In diesem vielfältig europäisch geförderten Film aus Bulgarien von Stephan Kommandarev (mit den Co-Autoren Martin Damyanov und Emil Spahiyski) geht es um viele Themen.

Da ist das brisante Thema der europäischen Grenzen und des Versuches, sie für Flüchtlinge so abschreckend und undurchlässig zu machen wie möglich, hier geht es um die Grenze zwischen der Türkei und Bulgarien in einer malerisch bewaldeten, felsig zerfklüfteten Gegend mit vielen, schnell ziehenden Nebeln.

Dann geht es um einen Protagonisten, Assen Blatechki als Witwer Mitio, der schwere Schuldprobleme mit sich herumträgt und auch noch ein Vater-Sohn-Problem mit seinem halbwüchsigen Sohn Vasko, dem bildprägnanten Ovanes Torosian, auszutragen hat, der ihm verschiedene Vorwürfe entgegenschleudert, dass er den Strom nicht bezahle, dass er, obwohl noch kein Jahr seit dem Tod der Mutter vergangen sei, schon mit der Nachbarin anbandle und dann kommt der Bub auch noch hinter das gravierendste von Vaters Problemen, dass er 1988 kurz vor dem Fall des Eisernen Vorhanges als Grenzschützer an dem markanten, dem Film den Titel gebenden Landschaftspunkt „Judgment“ ein junges Paar aus der DDR erschossen habe. Ein Menü aus Spaghetti, Reis und Kartoffeln. Schnüre einer dieses Themenpaket zu einem tragfähigen Film.

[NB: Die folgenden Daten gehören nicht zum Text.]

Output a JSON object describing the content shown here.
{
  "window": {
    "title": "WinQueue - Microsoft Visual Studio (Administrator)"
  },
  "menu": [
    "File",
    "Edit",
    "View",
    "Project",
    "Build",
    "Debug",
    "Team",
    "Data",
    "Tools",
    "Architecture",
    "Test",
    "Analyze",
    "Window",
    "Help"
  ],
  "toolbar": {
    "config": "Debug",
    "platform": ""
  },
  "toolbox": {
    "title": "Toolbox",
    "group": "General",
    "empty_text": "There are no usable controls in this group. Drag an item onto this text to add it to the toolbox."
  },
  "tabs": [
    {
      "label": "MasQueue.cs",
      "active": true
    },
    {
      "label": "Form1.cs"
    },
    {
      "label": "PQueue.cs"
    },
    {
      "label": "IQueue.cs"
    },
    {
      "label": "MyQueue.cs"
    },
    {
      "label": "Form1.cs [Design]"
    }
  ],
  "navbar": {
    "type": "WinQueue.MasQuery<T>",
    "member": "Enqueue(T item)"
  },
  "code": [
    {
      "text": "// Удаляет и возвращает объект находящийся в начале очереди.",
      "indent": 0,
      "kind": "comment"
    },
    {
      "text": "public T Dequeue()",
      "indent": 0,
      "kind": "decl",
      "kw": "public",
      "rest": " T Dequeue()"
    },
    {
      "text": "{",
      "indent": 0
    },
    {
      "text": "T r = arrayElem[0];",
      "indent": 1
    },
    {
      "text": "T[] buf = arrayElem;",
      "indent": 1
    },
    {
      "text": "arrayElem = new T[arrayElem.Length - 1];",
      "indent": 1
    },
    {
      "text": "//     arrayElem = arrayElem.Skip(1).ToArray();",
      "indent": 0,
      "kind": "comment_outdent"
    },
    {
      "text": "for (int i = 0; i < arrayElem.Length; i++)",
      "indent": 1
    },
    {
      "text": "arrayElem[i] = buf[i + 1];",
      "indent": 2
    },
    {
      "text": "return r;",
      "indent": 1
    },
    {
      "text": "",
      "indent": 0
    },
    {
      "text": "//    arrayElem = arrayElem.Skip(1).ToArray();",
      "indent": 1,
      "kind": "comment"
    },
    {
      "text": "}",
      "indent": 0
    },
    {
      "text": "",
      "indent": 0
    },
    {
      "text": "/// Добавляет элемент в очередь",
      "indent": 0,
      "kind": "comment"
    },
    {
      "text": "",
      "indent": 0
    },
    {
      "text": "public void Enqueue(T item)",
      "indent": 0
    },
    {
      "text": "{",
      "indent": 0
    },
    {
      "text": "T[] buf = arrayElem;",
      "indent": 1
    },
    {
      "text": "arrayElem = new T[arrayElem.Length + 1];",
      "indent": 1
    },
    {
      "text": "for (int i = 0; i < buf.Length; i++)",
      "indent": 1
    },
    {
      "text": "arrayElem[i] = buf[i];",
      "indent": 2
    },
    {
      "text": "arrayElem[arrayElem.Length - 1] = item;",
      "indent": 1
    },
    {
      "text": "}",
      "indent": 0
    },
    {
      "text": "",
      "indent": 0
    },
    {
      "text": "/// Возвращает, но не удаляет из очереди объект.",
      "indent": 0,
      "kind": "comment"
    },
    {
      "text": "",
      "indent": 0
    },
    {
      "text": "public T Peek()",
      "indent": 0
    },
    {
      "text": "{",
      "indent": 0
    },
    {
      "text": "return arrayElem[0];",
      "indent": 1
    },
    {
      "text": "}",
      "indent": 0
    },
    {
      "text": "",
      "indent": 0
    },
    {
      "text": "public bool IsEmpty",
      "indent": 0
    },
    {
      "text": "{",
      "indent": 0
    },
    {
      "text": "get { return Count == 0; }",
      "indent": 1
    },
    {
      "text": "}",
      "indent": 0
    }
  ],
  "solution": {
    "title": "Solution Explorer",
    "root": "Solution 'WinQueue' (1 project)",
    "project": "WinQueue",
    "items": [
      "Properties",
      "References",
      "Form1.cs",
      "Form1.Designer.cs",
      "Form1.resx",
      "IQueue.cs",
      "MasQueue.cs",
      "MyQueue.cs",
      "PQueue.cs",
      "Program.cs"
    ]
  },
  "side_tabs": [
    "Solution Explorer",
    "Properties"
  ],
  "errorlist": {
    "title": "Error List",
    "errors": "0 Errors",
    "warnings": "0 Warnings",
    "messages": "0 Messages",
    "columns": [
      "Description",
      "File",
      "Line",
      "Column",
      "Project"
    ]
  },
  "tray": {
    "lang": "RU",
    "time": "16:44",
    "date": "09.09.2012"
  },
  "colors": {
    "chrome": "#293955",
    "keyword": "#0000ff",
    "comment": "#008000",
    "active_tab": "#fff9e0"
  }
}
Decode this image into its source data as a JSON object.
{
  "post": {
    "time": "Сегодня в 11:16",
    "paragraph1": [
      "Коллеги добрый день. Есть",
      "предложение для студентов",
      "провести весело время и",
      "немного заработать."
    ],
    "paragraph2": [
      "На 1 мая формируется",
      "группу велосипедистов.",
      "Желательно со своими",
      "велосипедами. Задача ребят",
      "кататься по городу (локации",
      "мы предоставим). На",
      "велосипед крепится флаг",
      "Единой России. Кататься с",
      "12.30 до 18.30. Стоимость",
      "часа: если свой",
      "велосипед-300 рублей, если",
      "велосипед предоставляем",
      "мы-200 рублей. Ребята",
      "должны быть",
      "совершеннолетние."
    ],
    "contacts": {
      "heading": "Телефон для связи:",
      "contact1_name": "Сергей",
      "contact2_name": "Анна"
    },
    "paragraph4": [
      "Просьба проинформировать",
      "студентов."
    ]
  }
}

Die Verbindung zum Flüchtlingsproblem schafft das Aus der Moltkerei, für die Mitio mit eigenem Tankwagen als Fahrer tätig war. Durch den Wegfall des Einkommens kann der Vater die Kredite, die er zur Behandlung der Mutter aufgenommen hat, nicht mehr bedienen. Womit der Kuckuck droht. Hier besinnt er sich auf ein Angebot seines früheren Chefs „the Captain“, Predrag Manojlovic, inzwischen ein skrupelloses Arschloch von Schlepper. Dieser hatte ihm damals also ebenso skrupelloses Arschloch von Chef den Abschuss der Flüchtlinge befohlen. Jetzt kann Mitio über den Captain Geld verdienen, indem er Flüchtlinge erst auf verschlungenen, gefährlichen Waldpfaden und dann in seinem Tankwagen versteckt über die Grenze bringt.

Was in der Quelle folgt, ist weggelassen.